- Theatrical release poster
- Directed by: A B Binil
- Screenplay by: A B Binil
- Produced by: Deepu Bose Anil Pillai
- Starring: Sreenath Bhasi
- Cinematography: Jackson
- Edited by: Ajas Pukkadan
- Music by: Ranjin Raj
- Production company: Global Pictures Entertainments
- Release date: 5 December 2025;
- Running time: 138 minutes
- Country: India
- Language: Malayalam

= Pongala (film) =

Pongala is a 2025 Indian Malayalam language action revenge film, written and directed by A B Binil.

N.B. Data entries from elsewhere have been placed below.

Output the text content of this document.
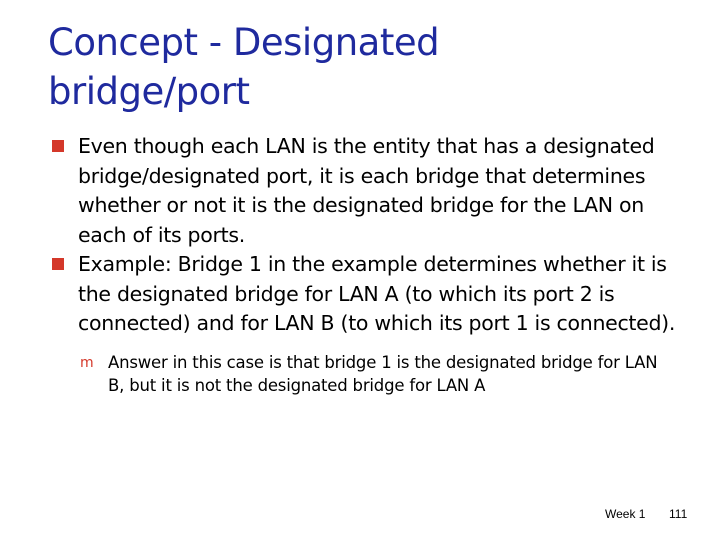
Concept - Designated
bridge/port
Even though each LAN is the entity that has a designated bridge/designated port, it is each bridge that determines whether or not it is the designated bridge for the LAN on each of its ports.
Example: Bridge 1 in the example determines whether it is the designated bridge for LAN A (to which its port 2 is connected) and for LAN B (to which its port 1 is connected).
m Answer in this case is that bridge 1 is the designated bridge for LAN B, but it is not the designated bridge for LAN A
Week 1 111
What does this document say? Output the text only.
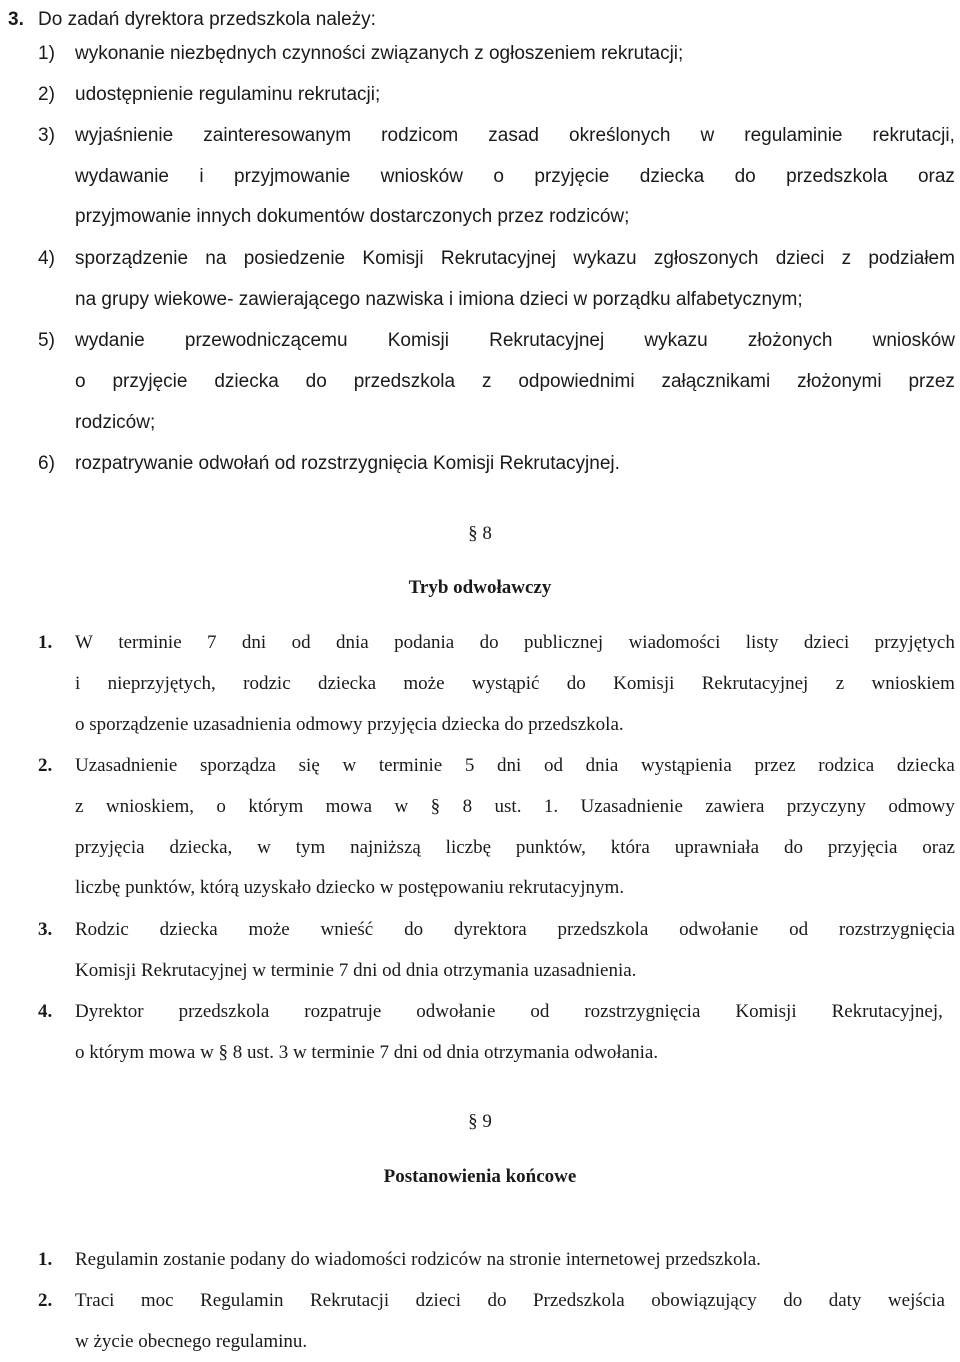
3. Do zadań dyrektora przedszkola należy:
1) wykonanie niezbędnych czynności związanych z ogłoszeniem rekrutacji;
2) udostępnienie regulaminu rekrutacji;
3) wyjaśnienie zainteresowanym rodzicom zasad określonych w regulaminie rekrutacji,
wydawanie i przyjmowanie wniosków o przyjęcie dziecka do przedszkola oraz
przyjmowanie innych dokumentów dostarczonych przez rodziców;
4) sporządzenie na posiedzenie Komisji Rekrutacyjnej wykazu zgłoszonych dzieci z podziałem
na grupy wiekowe- zawierającego nazwiska i imiona dzieci w porządku alfabetycznym;
5) wydanie przewodniczącemu Komisji Rekrutacyjnej wykazu złożonych wniosków
o przyjęcie dziecka do przedszkola z odpowiednimi załącznikami złożonymi przez
rodziców;
6) rozpatrywanie odwołań od rozstrzygnięcia Komisji Rekrutacyjnej.
§ 8
Tryb odwoławczy
1. W terminie 7 dni od dnia podania do publicznej wiadomości listy dzieci przyjętych
i nieprzyjętych, rodzic dziecka może wystąpić do Komisji Rekrutacyjnej z wnioskiem
o sporządzenie uzasadnienia odmowy przyjęcia dziecka do przedszkola.
2. Uzasadnienie sporządza się w terminie 5 dni od dnia wystąpienia przez rodzica dziecka
z wnioskiem, o którym mowa w § 8 ust. 1. Uzasadnienie zawiera przyczyny odmowy
przyjęcia dziecka, w tym najniższą liczbę punktów, która uprawniała do przyjęcia oraz
liczbę punktów, którą uzyskało dziecko w postępowaniu rekrutacyjnym.
3. Rodzic dziecka może wnieść do dyrektora przedszkola odwołanie od rozstrzygnięcia
Komisji Rekrutacyjnej w terminie 7 dni od dnia otrzymania uzasadnienia.
4. Dyrektor przedszkola rozpatruje odwołanie od rozstrzygnięcia Komisji Rekrutacyjnej,
o którym mowa w § 8 ust. 3 w terminie 7 dni od dnia otrzymania odwołania.
§ 9
Postanowienia końcowe
1. Regulamin zostanie podany do wiadomości rodziców na stronie internetowej przedszkola.
2. Traci moc Regulamin Rekrutacji dzieci do Przedszkola obowiązujący do daty wejścia
w życie obecnego regulaminu.
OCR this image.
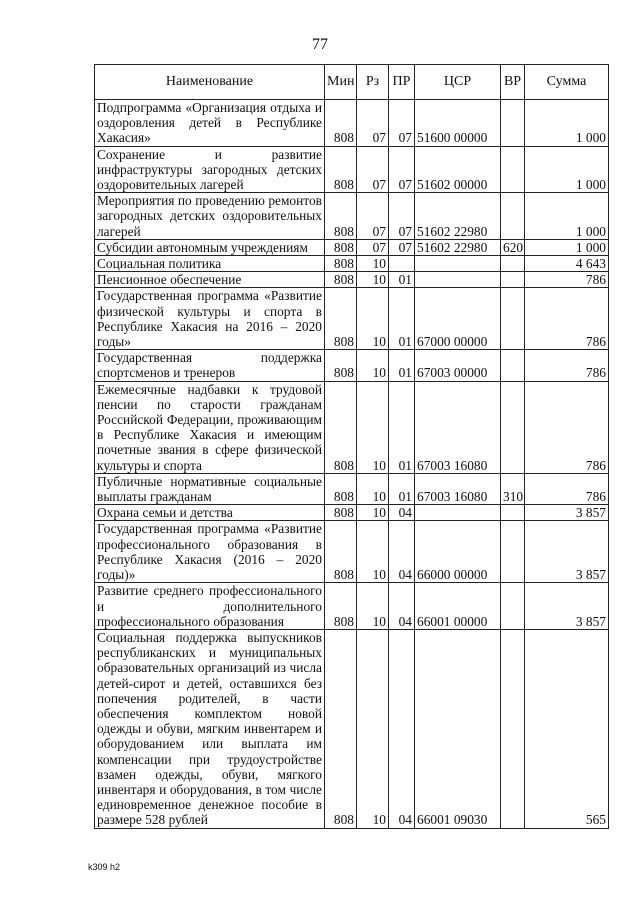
77
Наименование	Мин	Рз	ПР	ЦСР	ВР	Сумма
Подпрограмма «Организация отдыха и оздоровления детей в Республике Хакасия»	808	07	07	51600 00000		1 000
Сохранение и развитие инфраструктуры загородных детских оздоровительных лагерей	808	07	07	51602 00000		1 000
Мероприятия по проведению ремонтов загородных детских оздоровительных лагерей	808	07	07	51602 22980		1 000
Субсидии автономным учреждениям	808	07	07	51602 22980	620	1 000
Социальная политика	808	10				4 643
Пенсионное обеспечение	808	10	01			786
Государственная программа «Развитие физической культуры и спорта в Республике Хакасия на 2016 – 2020 годы»	808	10	01	67000 00000		786
Государственная поддержка спортсменов и тренеров	808	10	01	67003 00000		786
Ежемесячные надбавки к трудовой пенсии по старости гражданам Российской Федерации, проживающим в Республике Хакасия и имеющим почетные звания в сфере физической культуры и спорта	808	10	01	67003 16080		786
Публичные нормативные социальные выплаты гражданам	808	10	01	67003 16080	310	786
Охрана семьи и детства	808	10	04			3 857
Государственная программа «Развитие профессионального образования в Республике Хакасия (2016 – 2020 годы)»	808	10	04	66000 00000		3 857
Развитие среднего профессионального и дополнительного профессионального образования	808	10	04	66001 00000		3 857
Социальная поддержка выпускников республиканских и муниципальных образовательных организаций из числа детей-сирот и детей, оставшихся без попечения родителей, в части обеспечения комплектом новой одежды и обуви, мягким инвентарем и оборудованием или выплата им компенсации при трудоустройстве взамен одежды, обуви, мягкого инвентаря и оборудования, в том числе единовременное денежное пособие в размере 528 рублей	808	10	04	66001 09030		565
k309 h2
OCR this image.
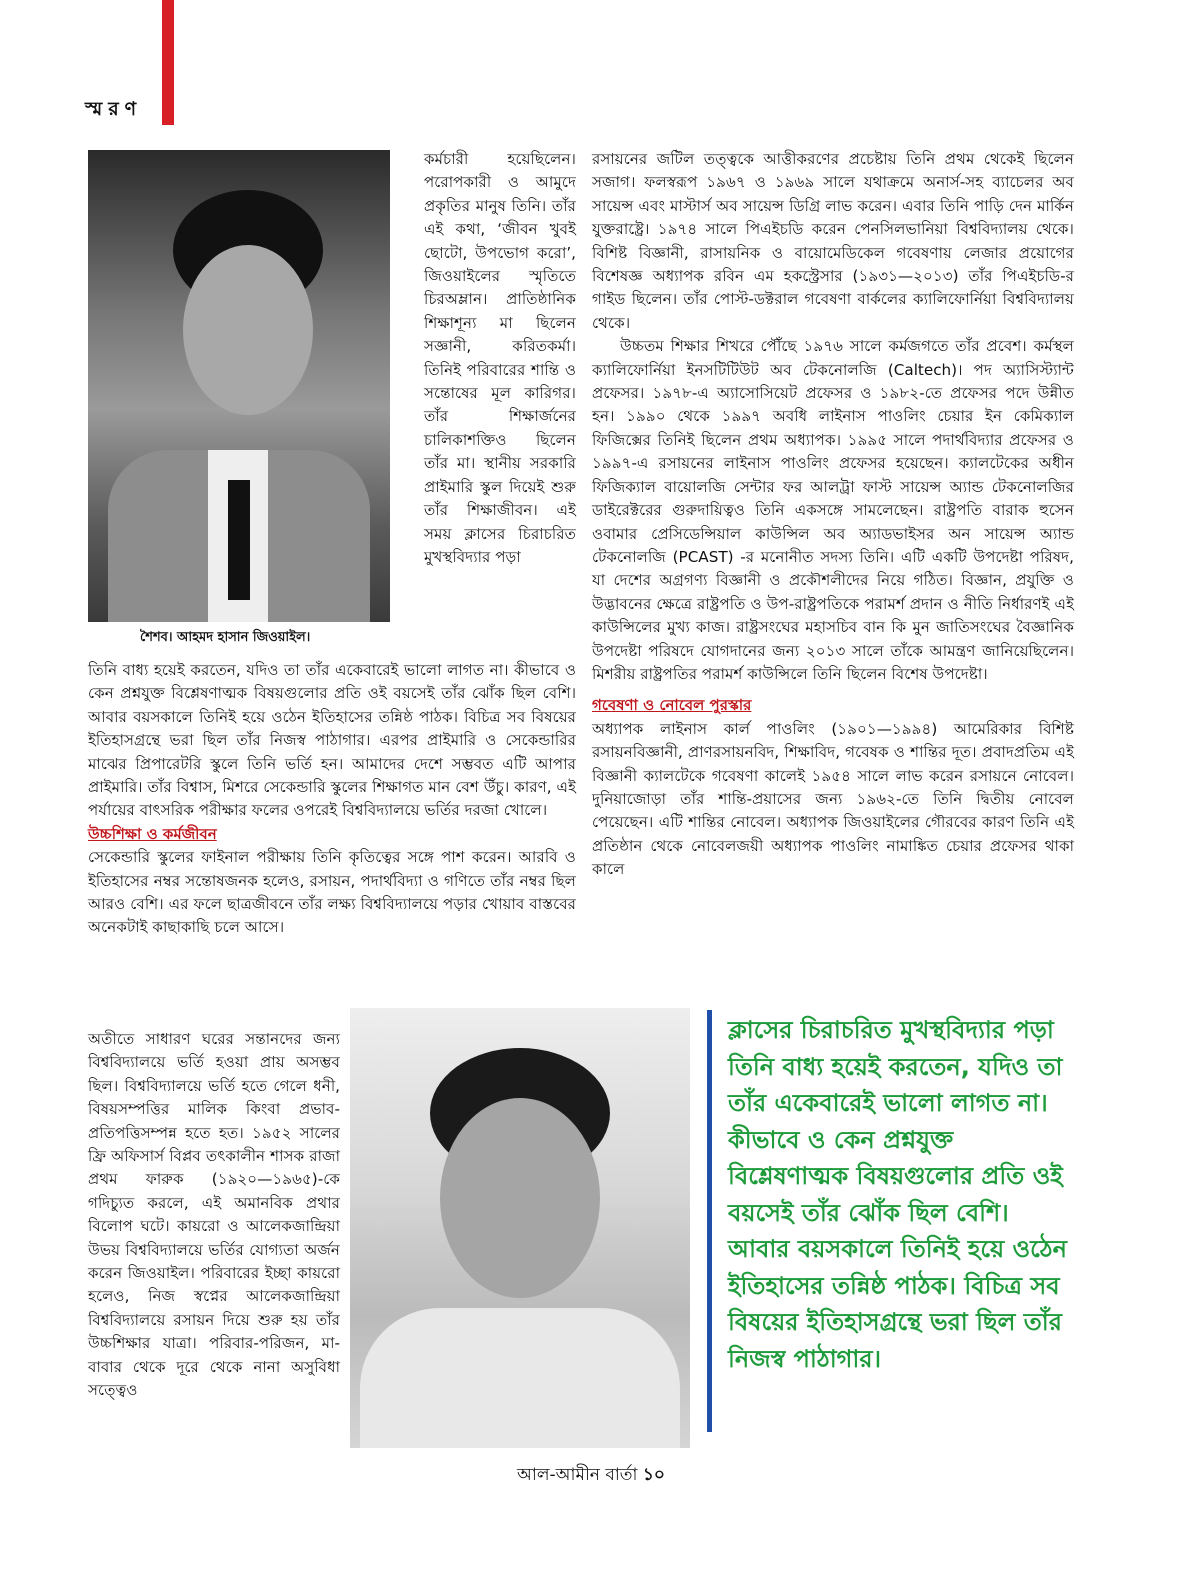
স্মরণ
শৈশব। আহমদ হাসান জিওয়াইল।

কর্মচারী হয়েছিলেন। পরোপকারী ও আমুদে প্রকৃতির মানুষ তিনি। তাঁর এই কথা, ‘জীবন খুবই ছোটো, উপভোগ করো’, জিওয়াইলের স্মৃতিতে চিরঅম্লান। প্রাতিষ্ঠানিক শিক্ষাশূন্য মা ছিলেন সজ্ঞানী, করিতকর্মা। তিনিই পরিবারের শান্তি ও সন্তোষের মূল কারিগর। তাঁর শিক্ষার্জনের চালিকাশক্তিও ছিলেন তাঁর মা। স্থানীয় সরকারি প্রাইমারি স্কুল দিয়েই শুরু তাঁর শিক্ষাজীবন। এই সময় ক্লাসের চিরাচরিত মুখস্থবিদ্যার পড়া

তিনি বাধ্য হয়েই করতেন, যদিও তা তাঁর একেবারেই ভালো লাগত না। কীভাবে ও কেন প্রশ্নযুক্ত বিশ্লেষণাত্মক বিষয়গুলোর প্রতি ওই বয়সেই তাঁর ঝোঁক ছিল বেশি। আবার বয়সকালে তিনিই হয়ে ওঠেন ইতিহাসের তন্নিষ্ঠ পাঠক। বিচিত্র সব বিষয়ের ইতিহাসগ্রন্থে ভরা ছিল তাঁর নিজস্ব পাঠাগার। এরপর প্রাইমারি ও সেকেন্ডারির মাঝের প্রিপারেটরি স্কুলে তিনি ভর্তি হন। আমাদের দেশে সম্ভবত এটি আপার প্রাইমারি। তাঁর বিশ্বাস, মিশরে সেকেন্ডারি স্কুলের শিক্ষাগত মান বেশ উঁচু। কারণ, এই পর্যায়ের বাৎসরিক পরীক্ষার ফলের ওপরেই বিশ্ববিদ্যালয়ে ভর্তির দরজা খোলে।

উচ্চশিক্ষা ও কর্মজীবন

সেকেন্ডারি স্কুলের ফাইনাল পরীক্ষায় তিনি কৃতিত্বের সঙ্গে পাশ করেন। আরবি ও ইতিহাসের নম্বর সন্তোষজনক হলেও, রসায়ন, পদার্থবিদ্যা ও গণিতে তাঁর নম্বর ছিল আরও বেশি। এর ফলে ছাত্রজীবনে তাঁর লক্ষ্য বিশ্ববিদ্যালয়ে পড়ার খোয়াব বাস্তবের অনেকটাই কাছাকাছি চলে আসে।

রসায়নের জটিল তত্ত্বকে আত্তীকরণের প্রচেষ্টায় তিনি প্রথম থেকেই ছিলেন সজাগ। ফলস্বরূপ ১৯৬৭ ও ১৯৬৯ সালে যথাক্রমে অনার্স-সহ ব্যাচেলর অব সায়েন্স এবং মাস্টার্স অব সায়েন্স ডিগ্রি লাভ করেন। এবার তিনি পাড়ি দেন মার্কিন যুক্তরাষ্ট্রে। ১৯৭৪ সালে পিএইচডি করেন পেনসিলভানিয়া বিশ্ববিদ্যালয় থেকে। বিশিষ্ট বিজ্ঞানী, রাসায়নিক ও বায়োমেডিকেল গবেষণায় লেজার প্রয়োগের বিশেষজ্ঞ অধ্যাপক রবিন এম হকস্ট্রেসার (১৯৩১—২০১৩) তাঁর পিএইচডি-র গাইড ছিলেন। তাঁর পোস্ট-ডক্টরাল গবেষণা বার্কলের ক্যালিফোর্নিয়া বিশ্ববিদ্যালয় থেকে।

উচ্চতম শিক্ষার শিখরে পৌঁছে ১৯৭৬ সালে কর্মজগতে তাঁর প্রবেশ। কর্মস্থল ক্যালিফোর্নিয়া ইনসটিটিউট অব টেকনোলজি (Caltech)। পদ অ্যাসিস্ট্যান্ট প্রফেসর। ১৯৭৮-এ অ্যাসোসিয়েট প্রফেসর ও ১৯৮২-তে প্রফেসর পদে উন্নীত হন। ১৯৯০ থেকে ১৯৯৭ অবধি লাইনাস পাওলিং চেয়ার ইন কেমিক্যাল ফিজিক্সের তিনিই ছিলেন প্রথম অধ্যাপক। ১৯৯৫ সালে পদার্থবিদ্যার প্রফেসর ও ১৯৯৭-এ রসায়নের লাইনাস পাওলিং প্রফেসর হয়েছেন। ক্যালটেকের অধীন ফিজিক্যাল বায়োলজি সেন্টার ফর আলট্রা ফাস্ট সায়েন্স অ্যান্ড টেকনোলজির ডাইরেক্টরের গুরুদায়িত্বও তিনি একসঙ্গে সামলেছেন। রাষ্ট্রপতি বারাক হুসেন ওবামার প্রেসিডেন্সিয়াল কাউন্সিল অব অ্যাডভাইসর অন সায়েন্স অ্যান্ড টেকনোলজি (PCAST) -র মনোনীত সদস্য তিনি। এটি একটি উপদেষ্টা পরিষদ, যা দেশের অগ্রগণ্য বিজ্ঞানী ও প্রকৌশলীদের নিয়ে গঠিত। বিজ্ঞান, প্রযুক্তি ও উদ্ভাবনের ক্ষেত্রে রাষ্ট্রপতি ও উপ-রাষ্ট্রপতিকে পরামর্শ প্রদান ও নীতি নির্ধারণই এই কাউন্সিলের মুখ্য কাজ। রাষ্ট্রসংঘের মহাসচিব বান কি মুন জাতিসংঘের বৈজ্ঞানিক উপদেষ্টা পরিষদে যোগদানের জন্য ২০১৩ সালে তাঁকে আমন্ত্রণ জানিয়েছিলেন। মিশরীয় রাষ্ট্রপতির পরামর্শ কাউন্সিলে তিনি ছিলেন বিশেষ উপদেষ্টা।

গবেষণা ও নোবেল পুরস্কার

অধ্যাপক লাইনাস কার্ল পাওলিং (১৯০১—১৯৯৪) আমেরিকার বিশিষ্ট রসায়নবিজ্ঞানী, প্রাণরসায়নবিদ, শিক্ষাবিদ, গবেষক ও শান্তির দূত। প্রবাদপ্রতিম এই বিজ্ঞানী ক্যালটেকে গবেষণা কালেই ১৯৫৪ সালে লাভ করেন রসায়নে নোবেল। দুনিয়াজোড়া তাঁর শান্তি-প্রয়াসের জন্য ১৯৬২-তে তিনি দ্বিতীয় নোবেল পেয়েছেন। এটি শান্তির নোবেল। অধ্যাপক জিওয়াইলের গৌরবের কারণ তিনি এই প্রতিষ্ঠান থেকে নোবেলজয়ী অধ্যাপক পাওলিং নামাঙ্কিত চেয়ার প্রফেসর থাকা কালে

অতীতে সাধারণ ঘরের সন্তানদের জন্য বিশ্ববিদ্যালয়ে ভর্তি হওয়া প্রায় অসম্ভব ছিল। বিশ্ববিদ্যালয়ে ভর্তি হতে গেলে ধনী, বিষয়সম্পত্তির মালিক কিংবা প্রভাব-প্রতিপত্তিসম্পন্ন হতে হত। ১৯৫২ সালের ফ্রি অফিসার্স বিপ্লব তৎকালীন শাসক রাজা প্রথম ফারুক (১৯২০—১৯৬৫)-কে গদিচ্যুত করলে, এই অমানবিক প্রথার বিলোপ ঘটে। কায়রো ও আলেকজান্দ্রিয়া উভয় বিশ্ববিদ্যালয়ে ভর্তির যোগ্যতা অর্জন করেন জিওয়াইল। পরিবারের ইচ্ছা কায়রো হলেও, নিজ স্বপ্নের আলেকজান্দ্রিয়া বিশ্ববিদ্যালয়ে রসায়ন দিয়ে শুরু হয় তাঁর উচ্চশিক্ষার যাত্রা। পরিবার-পরিজন, মা-বাবার থেকে দূরে থেকে নানা অসুবিধা সত্ত্বেও

ক্লাসের চিরাচরিত মুখস্থবিদ্যার পড়া তিনি বাধ্য হয়েই করতেন, যদিও তা তাঁর একেবারেই ভালো লাগত না। কীভাবে ও কেন প্রশ্নযুক্ত বিশ্লেষণাত্মক বিষয়গুলোর প্রতি ওই বয়সেই তাঁর ঝোঁক ছিল বেশি। আবার বয়সকালে তিনিই হয়ে ওঠেন ইতিহাসের তন্নিষ্ঠ পাঠক। বিচিত্র সব বিষয়ের ইতিহাসগ্রন্থে ভরা ছিল তাঁর নিজস্ব পাঠাগার।
আল-আমীন বার্তা ১০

The film stars Sreenath Bhasi in lead role and the film was released on 5 December 2025.

== Summary ==
Pongala is the story of clashes that happens among the people of Vypin harbour, inspired by real incidents happened from the early 2000s in the Vypin-Munambam coastal belt near Kochi.

==Production==
===Announcement===
The film was announced, with the title poster on 19 July 2024.

===Filming===
The film was shot at different locations of Kochi.

===Marketing===
The teaser of the film was released on 22 August 2025 and the first song was released on 4 December 2025.

==Censor==
The censor board asked the makers to remove some scenes from the film.

==Release==
The film was released on 5 December 2025.

===Streaming rights===
The streaming rights of this movie were acquired by Amazon Prime Video on 12 June 2026. And also released on Lionsgate Play on 7 August 2026.